Your car can hit 140 degrees fast. Here’s how it becomes so dangerous:

Jenn Jordan
ByJenn Jordan
April 29, 2026Updated: April 29, 2026, 5:25 am EDTPublished: April 29, 2026, 5:25 am EDT

The Dangerous Heat Trap Inside Your Car

On a warm day, your car can turn dangerous faster than most people realize.

As meteorologist Sara Tonks warns, “temperatures in your car can easily climb by up to 40 degrees within just an hour of being left out in the sun.”

That means an 80-degree day can quickly become 120 degrees inside your vehicle, and even hotter if temperatures outside are already high.

Here's why it happens, what you should know and how you can keep your car and its passengers safe.

The process starts as the sun’s shortwave radiation enters your car through the windows. That energy heats up surfaces like seats and dashboards, which then release longwave radiation in the form of heat.

But here’s the problem: “That radiation can't easily pass through glass,” Tonks explains. So it gets trapped, bouncing around inside and creating a rapid heat buildup.

(MORE: Everything You Need To Know About Heat Safety)

“Your car does work exactly like a traditional greenhouse,” Tonks adds. The result is a feedback loop where heat keeps building with nowhere to go, causing temperatures to spike quickly.

Cars can reach 140 to 150 degrees under extreme conditions. And yes, that's hot enough to cook an egg or bake a cookie.

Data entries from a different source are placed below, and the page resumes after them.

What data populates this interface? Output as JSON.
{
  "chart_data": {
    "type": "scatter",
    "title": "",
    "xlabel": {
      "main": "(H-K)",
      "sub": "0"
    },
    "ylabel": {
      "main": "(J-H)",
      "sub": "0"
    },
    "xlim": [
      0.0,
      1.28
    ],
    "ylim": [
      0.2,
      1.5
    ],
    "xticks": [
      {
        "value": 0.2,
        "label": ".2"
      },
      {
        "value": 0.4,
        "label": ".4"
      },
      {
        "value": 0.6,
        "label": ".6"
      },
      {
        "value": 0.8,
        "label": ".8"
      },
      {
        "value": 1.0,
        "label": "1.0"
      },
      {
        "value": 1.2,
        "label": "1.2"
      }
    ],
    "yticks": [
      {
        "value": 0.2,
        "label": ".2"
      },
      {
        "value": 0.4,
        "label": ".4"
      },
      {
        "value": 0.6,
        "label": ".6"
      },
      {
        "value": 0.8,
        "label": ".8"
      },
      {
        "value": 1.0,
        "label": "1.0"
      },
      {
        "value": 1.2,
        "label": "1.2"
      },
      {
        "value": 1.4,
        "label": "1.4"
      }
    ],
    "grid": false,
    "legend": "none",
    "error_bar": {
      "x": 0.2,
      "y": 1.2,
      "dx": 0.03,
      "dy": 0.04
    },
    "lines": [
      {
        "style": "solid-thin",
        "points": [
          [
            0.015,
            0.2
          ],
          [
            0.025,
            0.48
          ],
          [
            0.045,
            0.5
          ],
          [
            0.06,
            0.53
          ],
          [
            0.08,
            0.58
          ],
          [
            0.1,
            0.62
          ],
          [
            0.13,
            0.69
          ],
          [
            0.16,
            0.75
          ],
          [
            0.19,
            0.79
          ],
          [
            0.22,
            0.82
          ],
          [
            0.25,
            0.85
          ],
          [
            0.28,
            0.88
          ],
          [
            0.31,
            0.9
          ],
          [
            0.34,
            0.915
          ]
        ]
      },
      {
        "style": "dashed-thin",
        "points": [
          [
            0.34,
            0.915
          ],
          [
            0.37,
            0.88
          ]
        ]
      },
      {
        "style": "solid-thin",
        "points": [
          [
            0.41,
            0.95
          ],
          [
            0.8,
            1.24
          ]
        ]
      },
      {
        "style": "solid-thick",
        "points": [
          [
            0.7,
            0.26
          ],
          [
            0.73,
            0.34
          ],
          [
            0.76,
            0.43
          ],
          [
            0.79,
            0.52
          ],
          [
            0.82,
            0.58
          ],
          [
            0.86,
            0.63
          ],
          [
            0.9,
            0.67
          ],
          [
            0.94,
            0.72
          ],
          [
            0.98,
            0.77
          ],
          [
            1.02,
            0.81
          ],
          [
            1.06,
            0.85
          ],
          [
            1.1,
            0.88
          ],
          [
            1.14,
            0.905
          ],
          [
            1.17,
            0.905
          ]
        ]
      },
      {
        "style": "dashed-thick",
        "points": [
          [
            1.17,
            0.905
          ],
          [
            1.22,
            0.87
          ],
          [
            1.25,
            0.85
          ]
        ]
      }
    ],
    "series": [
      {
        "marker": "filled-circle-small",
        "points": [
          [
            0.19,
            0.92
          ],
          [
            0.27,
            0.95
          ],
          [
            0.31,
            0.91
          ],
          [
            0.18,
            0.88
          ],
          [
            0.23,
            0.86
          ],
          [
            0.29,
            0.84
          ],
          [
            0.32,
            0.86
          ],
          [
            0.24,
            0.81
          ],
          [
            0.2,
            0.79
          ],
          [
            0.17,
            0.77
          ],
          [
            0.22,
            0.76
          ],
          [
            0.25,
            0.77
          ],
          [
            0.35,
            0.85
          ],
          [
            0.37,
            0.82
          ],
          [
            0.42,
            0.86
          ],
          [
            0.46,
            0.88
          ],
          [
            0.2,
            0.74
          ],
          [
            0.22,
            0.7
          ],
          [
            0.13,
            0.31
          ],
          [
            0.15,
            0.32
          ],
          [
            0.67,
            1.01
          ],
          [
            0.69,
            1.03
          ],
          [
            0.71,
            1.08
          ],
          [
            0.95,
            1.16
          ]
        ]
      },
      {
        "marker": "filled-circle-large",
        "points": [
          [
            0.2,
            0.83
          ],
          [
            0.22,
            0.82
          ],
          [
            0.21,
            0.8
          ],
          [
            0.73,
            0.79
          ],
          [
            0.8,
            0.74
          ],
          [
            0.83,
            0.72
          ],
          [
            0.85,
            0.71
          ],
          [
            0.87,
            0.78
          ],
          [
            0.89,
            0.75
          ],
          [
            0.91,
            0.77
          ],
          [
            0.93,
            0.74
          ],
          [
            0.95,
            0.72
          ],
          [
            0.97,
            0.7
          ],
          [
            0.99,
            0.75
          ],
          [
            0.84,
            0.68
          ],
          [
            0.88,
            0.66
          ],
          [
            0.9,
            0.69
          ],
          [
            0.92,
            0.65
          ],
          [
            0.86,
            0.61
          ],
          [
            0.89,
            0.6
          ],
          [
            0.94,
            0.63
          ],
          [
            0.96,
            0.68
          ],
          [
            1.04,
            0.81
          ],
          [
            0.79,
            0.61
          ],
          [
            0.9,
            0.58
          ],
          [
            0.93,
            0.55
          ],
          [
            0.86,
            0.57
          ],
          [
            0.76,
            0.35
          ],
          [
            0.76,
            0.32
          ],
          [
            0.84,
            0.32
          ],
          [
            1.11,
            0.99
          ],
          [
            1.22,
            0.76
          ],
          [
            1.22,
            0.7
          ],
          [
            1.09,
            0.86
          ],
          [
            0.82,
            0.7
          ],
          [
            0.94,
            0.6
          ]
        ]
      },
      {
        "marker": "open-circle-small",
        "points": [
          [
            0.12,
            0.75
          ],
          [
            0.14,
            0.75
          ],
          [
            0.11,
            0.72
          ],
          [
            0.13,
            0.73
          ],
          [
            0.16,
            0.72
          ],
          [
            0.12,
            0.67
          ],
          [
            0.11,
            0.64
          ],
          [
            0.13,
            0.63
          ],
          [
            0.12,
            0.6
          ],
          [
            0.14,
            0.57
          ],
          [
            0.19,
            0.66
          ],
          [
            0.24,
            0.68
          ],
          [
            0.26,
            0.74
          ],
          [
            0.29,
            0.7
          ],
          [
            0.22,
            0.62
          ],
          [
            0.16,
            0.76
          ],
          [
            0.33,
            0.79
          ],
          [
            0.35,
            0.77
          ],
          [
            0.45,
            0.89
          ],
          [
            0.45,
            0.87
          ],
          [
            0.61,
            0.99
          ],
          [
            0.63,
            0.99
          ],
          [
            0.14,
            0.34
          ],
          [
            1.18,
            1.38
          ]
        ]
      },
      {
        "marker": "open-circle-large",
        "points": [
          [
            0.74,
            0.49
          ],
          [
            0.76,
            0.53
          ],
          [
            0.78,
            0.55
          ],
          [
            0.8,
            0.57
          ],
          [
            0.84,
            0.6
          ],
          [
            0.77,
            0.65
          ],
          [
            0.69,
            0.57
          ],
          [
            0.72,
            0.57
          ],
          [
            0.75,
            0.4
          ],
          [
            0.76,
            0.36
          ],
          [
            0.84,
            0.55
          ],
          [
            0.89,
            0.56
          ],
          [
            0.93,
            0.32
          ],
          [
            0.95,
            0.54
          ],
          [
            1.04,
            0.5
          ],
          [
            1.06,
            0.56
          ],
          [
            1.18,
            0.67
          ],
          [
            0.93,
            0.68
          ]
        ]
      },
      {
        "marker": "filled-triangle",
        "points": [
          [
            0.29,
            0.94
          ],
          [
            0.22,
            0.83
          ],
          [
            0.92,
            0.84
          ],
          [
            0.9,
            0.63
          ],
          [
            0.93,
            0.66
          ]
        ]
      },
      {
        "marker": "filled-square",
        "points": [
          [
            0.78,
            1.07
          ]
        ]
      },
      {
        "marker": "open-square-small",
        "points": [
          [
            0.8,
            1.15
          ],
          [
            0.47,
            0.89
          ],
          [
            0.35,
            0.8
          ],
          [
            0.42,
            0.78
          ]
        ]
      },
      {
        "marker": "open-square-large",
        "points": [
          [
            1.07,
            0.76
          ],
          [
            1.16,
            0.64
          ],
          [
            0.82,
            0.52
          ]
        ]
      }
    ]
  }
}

“The problem there isn't just how hot it gets, but how fast it does it,” Tonks notes. Even a “quick” errand can turn into a dangerous delay, putting groceries, electronics, pets or children at risk inside your vehicle.

Tonks also warns that cracking a window won’t save you, comparing it to opening an oven door: “It's still going to be an oven, and it is still going to be very hot inside that oven."

(MORE: Summer Is Hard On Your Car, Here’s How To Take Care Of It)

Some additional factors that affect the temperature inside your car:

  • Dark-colored cars and seats absorb more heat and warm faster.
  • Tinted windows can help by blocking some sunlight before it enters.
  • Cloud cover can slow heating by reducing incoming sunlight.
  • High humidity can make it feel even hotter inside the car.

Tonks stresses awareness. “We're all human, we all make mistakes,” she says, which is why it’s important to build habits like placing a reminder in the front seat if a child or pet is in the back, or always using drive-throughs for errands instead of exiting the car entirely.

But her best advice is simple, especially as the weather gets warmer: Never leave a child or pet in a parked car for any reason or any amount of time.